Making a chochin is a fiddly, fairly delicate procedure despite the attractively simple appearance of the end product. And, when asked what are the most important qualities in his profession Igarashi-san responses, his bright eyes dead major, “patience and concentration.” The average sized lantern according to Igarashi-san, at thirty cm across, can be produced at a rate of two a day by one man including almost all of the painting. However some truly huge ones have left the Igarashi shop over the years – his largest was a matsuri monster measuring five shaku ( one shaku = 30.3cm in the old Eastern measuring system ) in diameter with a complicated year of the rabbit design on it.
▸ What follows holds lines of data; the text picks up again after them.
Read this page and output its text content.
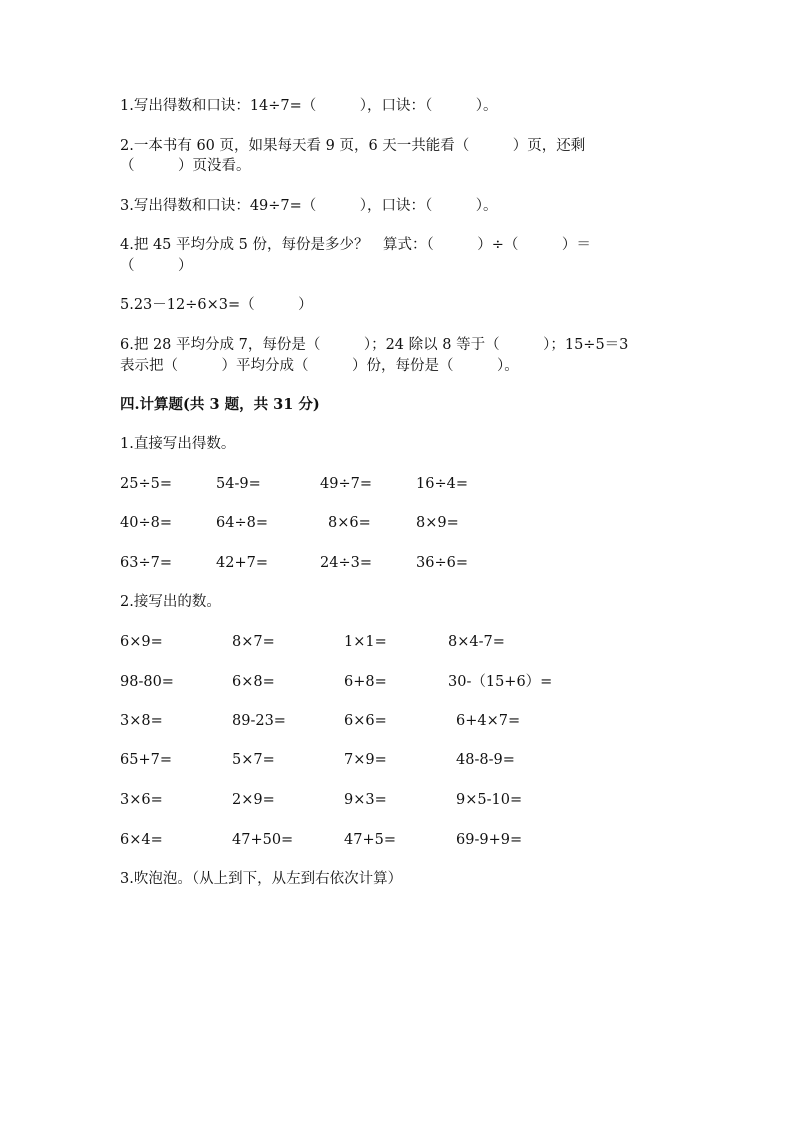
1.写出得数和口诀：14÷7=（　　　），口诀：（　　　）。
2.一本书有 60 页，如果每天看 9 页，6 天一共能看（　　　）页，还剩
（　　　）页没看。
3.写出得数和口诀：49÷7=（　　　），口诀：（　　　）。
4.把 45 平均分成 5 份，每份是多少？　算式：（　　　）÷（　　　）＝
（　　　）
5.23－12÷6×3=（　　　）
6.把 28 平均分成 7，每份是（　　　）；24 除以 8 等于（　　　）；15÷5＝3
表示把（　　　）平均分成（　　　）份，每份是（　　　）。
四.计算题(共 3 题，共 31 分)
1.直接写出得数。
25÷5=	54-9=	49÷7=	16÷4=
40÷8=	64÷8=	8×6=	8×9=
63÷7=	42+7=	24÷3=	36÷6=
2.接写出的数。
6×9=	8×7=	1×1=	8×4-7=
98-80=	6×8=	6+8=	30-（15+6）=
3×8=	89-23=	6×6=	6+4×7=
65+7=	5×7=	7×9=	48-8-9=
3×6=	2×9=	9×3=	9×5-10=
6×4=	47+50=	47+5=	69-9+9=
3.吹泡泡。（从上到下，从左到右依次计算）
The old lantern maker is hard-headed about the fact that people want cheaper, mass-produced, plastic covered lanterns these days – he even sells them himself – but he is assured in the understanding that a well-made paper lantern is a lovely thing, superior in several paths to these garish modern impostors.

“You can repair a good chochin,” he tells us, “you can replace one rib or fix a hole in the paper no problem.” “Plastic lanterns have no internal frame and can’t be patched.” A paper lantern regardless of how well made lasts only about a year (natural beauty is always fleeting ) while a plastic one might last twice that and cost half as much. On top of that, we as a society may have simply lost our appreciation for handmade goods. Price has become our main incentive as customers. We do not care to know how things were made these days, or who made them, or else Igarashisan would be the wealthy head of a chain of shops.

The walls of the Igarashi Chochinya and his ready-to-hand scrapbook sport countless monochrome photographs and press clippings showing a proud, broad-shouldered young man with powerful, thick arms and a fetching grin showing off elegant paper spheres with matsuri lights glimmering in the background. Humbly showing us them, his warm, friendly grin only slips a little as he tells us that he’s going to be the last of his family line making lanterns here.